- Infos im HLRS Wiki sind nicht rechtsverbindlich und ohne Gewähr -
- Information contained in the HLRS Wiki is not legally binding and HLRS is not responsible for any damages that might result from its use -
NEC Aurora quickstart
Compilers
mpincc, mpinc++, mpinfort, ncc, nc++ and nfort are the available compilers from the NEC SDK. Compilers are running on the host, only generated executables run on the VE cards.
Compilers follow switches and behaviour of GNU compiler where possible.
A short overview of the most common used compiler options:
- -O0,-O1,-O2,-O3,-O4: optimization level, -O4 is aggressive and might change results, -O3 includes loop level transformations, inling works for -O2 and higher, but has to be enabled
- -g: enables debug symbols
- -p: enable profiling, for processing with ngprof
- -report-all: creates a .L file with formatted source listing with loop markers.
- -fdiag-vector=1-3: give detailed messages about vectorization
- -finline: inline C++ inline functions
- -finline-functions: inline functions (C/C++/Fortran)

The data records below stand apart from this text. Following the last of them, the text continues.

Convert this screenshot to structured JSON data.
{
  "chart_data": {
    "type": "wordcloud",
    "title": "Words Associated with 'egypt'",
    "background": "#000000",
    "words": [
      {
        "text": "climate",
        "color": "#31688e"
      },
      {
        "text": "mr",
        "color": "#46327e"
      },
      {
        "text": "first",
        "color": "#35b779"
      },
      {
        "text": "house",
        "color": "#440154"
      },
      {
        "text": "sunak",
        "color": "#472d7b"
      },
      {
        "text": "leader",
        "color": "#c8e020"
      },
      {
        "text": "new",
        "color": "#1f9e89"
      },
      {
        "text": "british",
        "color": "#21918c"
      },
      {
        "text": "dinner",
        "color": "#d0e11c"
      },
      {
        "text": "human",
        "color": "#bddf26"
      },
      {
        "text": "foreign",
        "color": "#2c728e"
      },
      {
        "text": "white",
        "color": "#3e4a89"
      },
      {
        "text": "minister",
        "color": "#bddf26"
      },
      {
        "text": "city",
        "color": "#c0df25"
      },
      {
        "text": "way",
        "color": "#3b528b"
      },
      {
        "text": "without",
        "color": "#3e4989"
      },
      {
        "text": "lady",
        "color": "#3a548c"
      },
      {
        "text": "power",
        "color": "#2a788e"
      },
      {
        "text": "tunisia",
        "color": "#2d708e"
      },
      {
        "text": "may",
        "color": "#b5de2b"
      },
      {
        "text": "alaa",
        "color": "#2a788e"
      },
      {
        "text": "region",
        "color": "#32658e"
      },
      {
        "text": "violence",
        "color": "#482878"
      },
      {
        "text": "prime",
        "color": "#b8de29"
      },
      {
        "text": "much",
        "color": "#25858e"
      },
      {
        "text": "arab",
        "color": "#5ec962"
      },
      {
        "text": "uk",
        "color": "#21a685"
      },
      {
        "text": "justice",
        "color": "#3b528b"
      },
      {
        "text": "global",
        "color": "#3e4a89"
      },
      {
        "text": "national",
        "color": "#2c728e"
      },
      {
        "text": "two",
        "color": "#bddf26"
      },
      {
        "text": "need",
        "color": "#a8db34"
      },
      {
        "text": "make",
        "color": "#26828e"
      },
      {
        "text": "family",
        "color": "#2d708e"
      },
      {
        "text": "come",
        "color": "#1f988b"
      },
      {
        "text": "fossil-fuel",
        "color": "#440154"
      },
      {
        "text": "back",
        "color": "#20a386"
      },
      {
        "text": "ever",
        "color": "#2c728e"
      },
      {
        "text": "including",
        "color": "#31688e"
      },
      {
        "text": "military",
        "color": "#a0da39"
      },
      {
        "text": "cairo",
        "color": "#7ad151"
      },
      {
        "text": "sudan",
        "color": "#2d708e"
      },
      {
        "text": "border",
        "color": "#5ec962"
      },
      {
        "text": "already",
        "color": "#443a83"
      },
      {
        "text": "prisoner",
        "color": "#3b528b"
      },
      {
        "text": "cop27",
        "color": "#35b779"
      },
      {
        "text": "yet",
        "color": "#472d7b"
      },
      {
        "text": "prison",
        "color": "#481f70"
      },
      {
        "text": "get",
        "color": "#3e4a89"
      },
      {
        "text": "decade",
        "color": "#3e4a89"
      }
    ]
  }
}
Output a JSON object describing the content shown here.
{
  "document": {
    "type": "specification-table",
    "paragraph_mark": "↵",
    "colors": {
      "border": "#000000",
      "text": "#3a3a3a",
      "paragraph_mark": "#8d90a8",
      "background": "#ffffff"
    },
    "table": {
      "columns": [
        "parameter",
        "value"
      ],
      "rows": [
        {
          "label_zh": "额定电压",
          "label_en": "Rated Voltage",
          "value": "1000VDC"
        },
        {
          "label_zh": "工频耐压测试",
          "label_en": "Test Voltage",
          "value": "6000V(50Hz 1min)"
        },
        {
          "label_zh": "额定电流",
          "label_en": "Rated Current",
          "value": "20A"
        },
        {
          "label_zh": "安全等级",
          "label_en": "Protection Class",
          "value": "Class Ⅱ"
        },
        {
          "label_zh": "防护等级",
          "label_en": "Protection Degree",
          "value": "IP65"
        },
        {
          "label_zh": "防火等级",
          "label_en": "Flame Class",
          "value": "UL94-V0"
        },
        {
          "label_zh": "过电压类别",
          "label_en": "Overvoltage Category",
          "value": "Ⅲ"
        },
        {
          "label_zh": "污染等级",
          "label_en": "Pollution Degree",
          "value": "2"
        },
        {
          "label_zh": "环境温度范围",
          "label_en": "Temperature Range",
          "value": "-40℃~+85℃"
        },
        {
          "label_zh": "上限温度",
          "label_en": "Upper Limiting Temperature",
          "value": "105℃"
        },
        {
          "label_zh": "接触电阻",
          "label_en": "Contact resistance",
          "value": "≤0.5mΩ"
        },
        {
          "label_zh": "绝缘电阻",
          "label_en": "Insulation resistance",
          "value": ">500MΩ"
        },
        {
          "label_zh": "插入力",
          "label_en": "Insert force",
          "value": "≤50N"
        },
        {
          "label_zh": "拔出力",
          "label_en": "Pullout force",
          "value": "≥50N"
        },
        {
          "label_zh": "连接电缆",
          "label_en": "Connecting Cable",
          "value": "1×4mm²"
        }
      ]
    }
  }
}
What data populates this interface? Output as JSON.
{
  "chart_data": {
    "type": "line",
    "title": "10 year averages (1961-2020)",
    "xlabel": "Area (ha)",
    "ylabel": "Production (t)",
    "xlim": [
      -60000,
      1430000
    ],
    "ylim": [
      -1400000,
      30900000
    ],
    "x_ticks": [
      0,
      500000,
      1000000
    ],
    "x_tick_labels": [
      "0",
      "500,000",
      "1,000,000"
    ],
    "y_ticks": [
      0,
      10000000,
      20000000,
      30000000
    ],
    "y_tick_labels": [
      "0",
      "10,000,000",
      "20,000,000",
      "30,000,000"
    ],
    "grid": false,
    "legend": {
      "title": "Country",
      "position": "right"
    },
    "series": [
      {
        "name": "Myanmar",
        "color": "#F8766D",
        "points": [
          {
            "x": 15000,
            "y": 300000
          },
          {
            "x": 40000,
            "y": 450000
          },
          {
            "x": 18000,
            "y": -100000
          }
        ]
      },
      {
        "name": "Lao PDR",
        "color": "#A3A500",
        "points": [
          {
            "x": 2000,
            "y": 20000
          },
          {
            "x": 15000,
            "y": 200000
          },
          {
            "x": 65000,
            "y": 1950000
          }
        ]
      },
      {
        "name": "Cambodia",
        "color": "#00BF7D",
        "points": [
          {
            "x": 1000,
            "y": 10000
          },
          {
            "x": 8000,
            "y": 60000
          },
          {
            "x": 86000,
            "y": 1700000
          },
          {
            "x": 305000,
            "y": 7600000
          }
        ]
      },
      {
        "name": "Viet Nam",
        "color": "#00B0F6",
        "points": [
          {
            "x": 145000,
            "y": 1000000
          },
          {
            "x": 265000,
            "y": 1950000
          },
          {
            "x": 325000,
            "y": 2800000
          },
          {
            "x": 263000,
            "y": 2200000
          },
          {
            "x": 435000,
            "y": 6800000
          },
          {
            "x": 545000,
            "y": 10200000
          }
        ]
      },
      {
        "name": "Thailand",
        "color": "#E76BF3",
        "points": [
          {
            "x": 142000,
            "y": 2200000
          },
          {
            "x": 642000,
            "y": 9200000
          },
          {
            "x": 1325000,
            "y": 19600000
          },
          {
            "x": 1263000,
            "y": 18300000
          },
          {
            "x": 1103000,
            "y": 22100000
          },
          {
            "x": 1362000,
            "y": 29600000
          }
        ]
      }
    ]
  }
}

- -fdiag-inline=1-2: messages about inlining
- -fopenmp: enable OPENMP
- -ftrace: enable performance analysis instrumentation, for processing with ftrace
- -proginf: print short performance summary after program execution
- -traceback: enable traceback in case of application crash
Compiler directives
To support compiler in optimization, compiler can be given hints.
For Fortran they start with
!$NEC ivdep
For C/C++
#pragma _NEC ivdep
Trouble shooting
When the application is crashing, try
export VE_TRACEBACK=ALL
to get a traceback.
Addresses printed can be resolved into source locations using
/opt/nec/ve/bin/naddr2line
in case the application was compiler with -g2 for debug symbols.
The debugger
/opt/nec/ve/bin/gdb
can be used to attach to running processes, to start processes, or to analyse core dumps.
Execution
Most simple method to run a serial or multithreaded programm on one card is
./a.out
More complex execution with more control of process placement is possible with
/opt/nec/ve/bin/ve_exec ./a.out
the options -N and -c allow to select card (0-7) and core (0-7).
Execution of MPI programs is achieved with
mpirun -vennp 1 -nve 8 ./a.out
to get 1 process on 8 VE cards in local VH.
to do the same on all VH nodes in the batch job, use
mpirun $(vempihelper -vennp 1 -nve 8) ./a.out
Performance analysis
compile with -proginf and get free summary performance information at end of programm execution with
export NMPI_PROGINF=YES|ALL|DETAIL|ALL_DETAIL
for MPI programs or
export VE_PROGINF=YES|DETAIL
for multithreaded programs.
For a breakdown per subroutine, compile and link with -ftrace. Execution will create one or more ftrace.out files, which can be viewed with
ftrace -f filename
or with the GUI tool
/opt/nec/ve/ftraceviewer/ftraceviewer
which is handy for MPI applications.